Their answer was interval walking — repeating cycles of 3 minutes of fast walking at high effort followed by 3 minutes of slow walking for recovery, done for about 30 minutes, several days a week. It’s simple by design, precisely so people would stick with it. And they didn’t just propose it; they tested it rigorously.
The foundational study
The landmark trial, published in 2007, compared interval walking against moderate-intensity continuous walking (steady pace) and a no-training group, over five months in 246 middle-aged and older adults.
The results made the case for intervals clearly. Compared with the steady-walking group, the interval walkers saw significantly greater improvements:1
- Thigh muscle strength increased about 13% (knee extension) to 17% (knee flexion).
- Peak aerobic capacity rose 8% (cycling) to 9% (walking).
- Resting systolic blood pressure dropped more than with continuous walking.
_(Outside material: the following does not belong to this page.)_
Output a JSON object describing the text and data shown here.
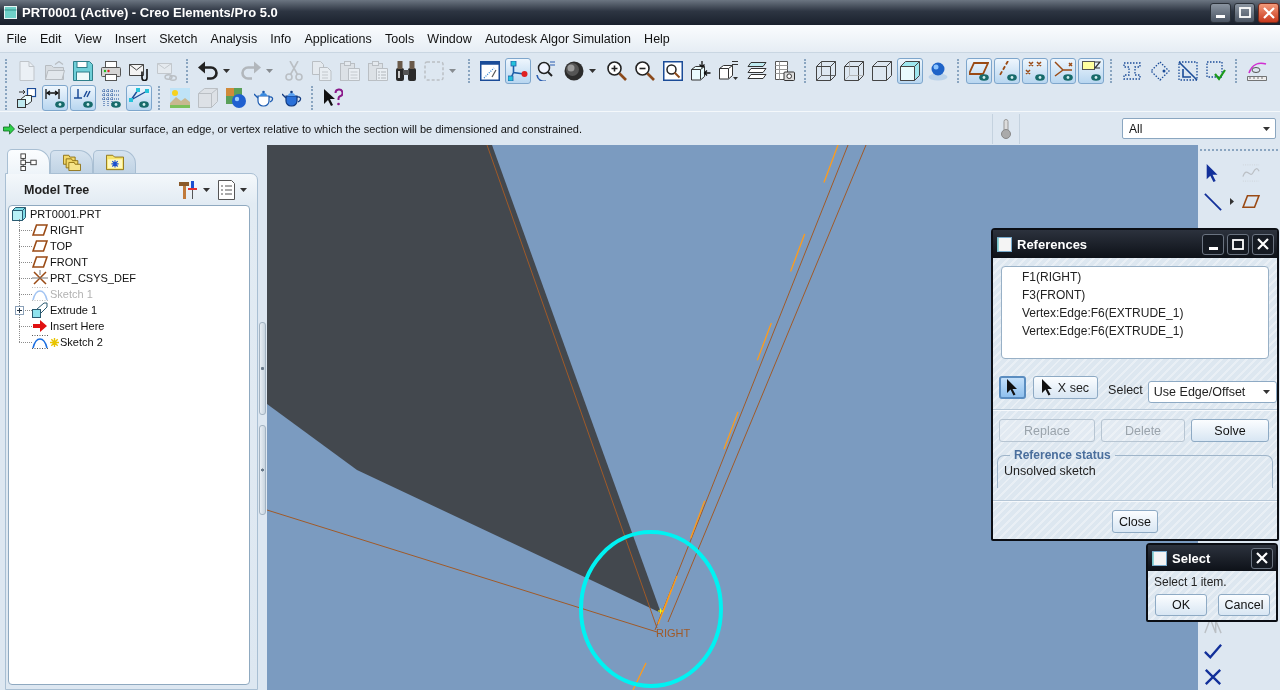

The critical detail: both walking groups exercised for a similar total amount of time. The interval group didn’t walk more — they walked smarter, and the intensity of the fast bouts is what produced the bigger payoff. That’s the whole thesis of IWT in one finding.

What bigger, longer studies found
The 2007 trial wasn’t a one-off. The research group followed it with much larger investigations that reinforced and extended the findings.
In a study of 679 middle-aged and older participants who completed five months of IWT, estimated peak aerobic capacity rose by about 14%, and a composite “lifestyle-related disease” score — reflecting markers linked to high blood pressure, high blood sugar, and abnormal blood lipids — dropped by about 17%.2 In other words, IWT didn’t just improve fitness numbers; it moved markers connected to real chronic-disease risk.
This is a meaningful step beyond most walking research, which often measures steps or general activity. IWT was tested as a structured, intensity-based program with measured physiological outcomes.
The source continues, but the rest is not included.